キャリア

元・ロレアルCDO 長瀬次英氏は、なぜLDHへの入社を決めたのか

CDOという仕事の可能性を広げていく

−LDHのデジタルマーケティング本部とは、どのような組織なのでしょうか。

 デジタルマーケティング本部の傘の下に物販、販促、マネージメント、チケット、モバイル・アプリ、メディアコンテンツ、コールセンターなどが入っています。私の入社した8月に組織を大きく変更してもらいました。

 なぜなら、これらの部門は、全てファンとの接点だからです。ファンとの接点を通じて、データを入手し、一元化し、さらにそれをどのように増やしていくのか、ビジネス全体を俯瞰して捉え直して、必要な箇所にツールを入れたり、施策を行っていったりします。そういう意味では、ロレアルのときに担っていた役割と大きくは変わらないかもしれません。

 ただ私は、ロレアルやユニリーバなどでは主にプロダクトのマーケティングを経験してきましたが、タレントという人を扱ったことはありません。LDHが所属するグループには、熱狂的なファンがいるだけに、自分がこれまで取り組んできたインサイトの理解とは異なると思います。だからこそ、面白いと思いっています。

−長瀬さんとしても、新たな挑戦になるわけですね。

 そうですね。実はロレアルにいる間に、CEOのオファーもたくさんいただいたのですが、個人的にはもっと日本にデジタルのリーダーを増やさないといけない、CDOという仕事に厚みを持たせないといけないと思っていたんです。

 現在、日本にはCDOという役職をもつ人が50人ぐらいいますが、詳しく話を聞くとEC部門のトップという立場だったり、本来CDOが担う全社の方向性・戦略をつくったり、社員のマインドを変えたりといった仕事を担っていないことも多いように思います。

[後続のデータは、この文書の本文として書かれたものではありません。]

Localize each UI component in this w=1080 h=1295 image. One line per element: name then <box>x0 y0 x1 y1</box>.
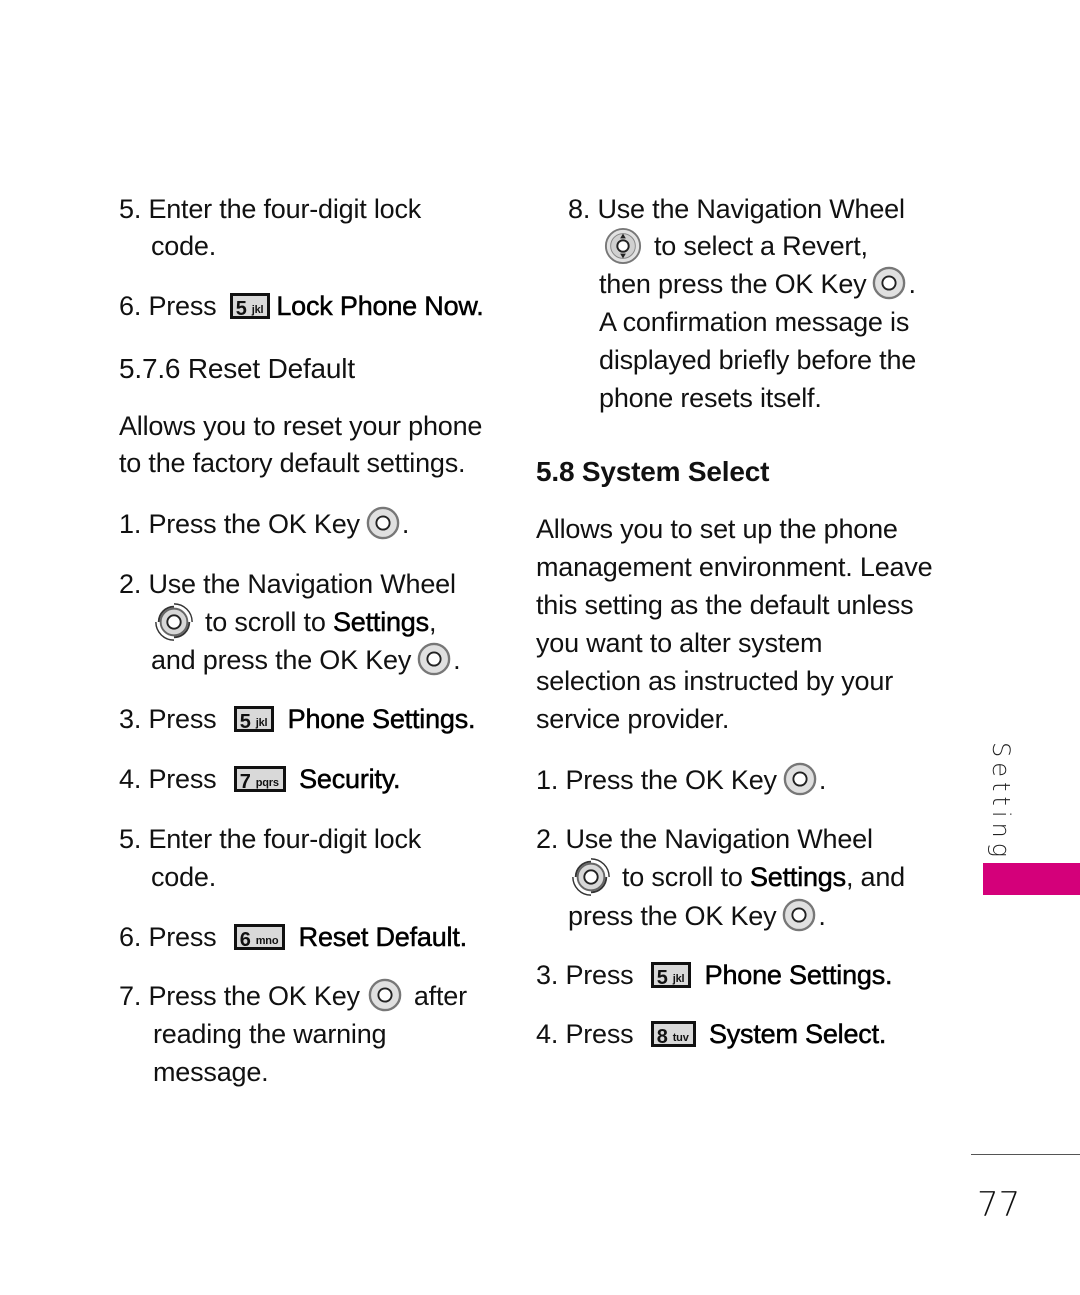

 これには、経営的な観点でロジカルにデジタルをどう入れていくのかという必要性が認知されておらず、マーケットのリテラシーが追い付いていないという理由があると思います。LDHでは、エンターテインメントはもちろん飲食、ライブ、タレントマネジメント、スクールなど、複合的な経験を積むことができます。そういう意味では、日本における CDOという仕事の可能性を広げることにもなると思っています。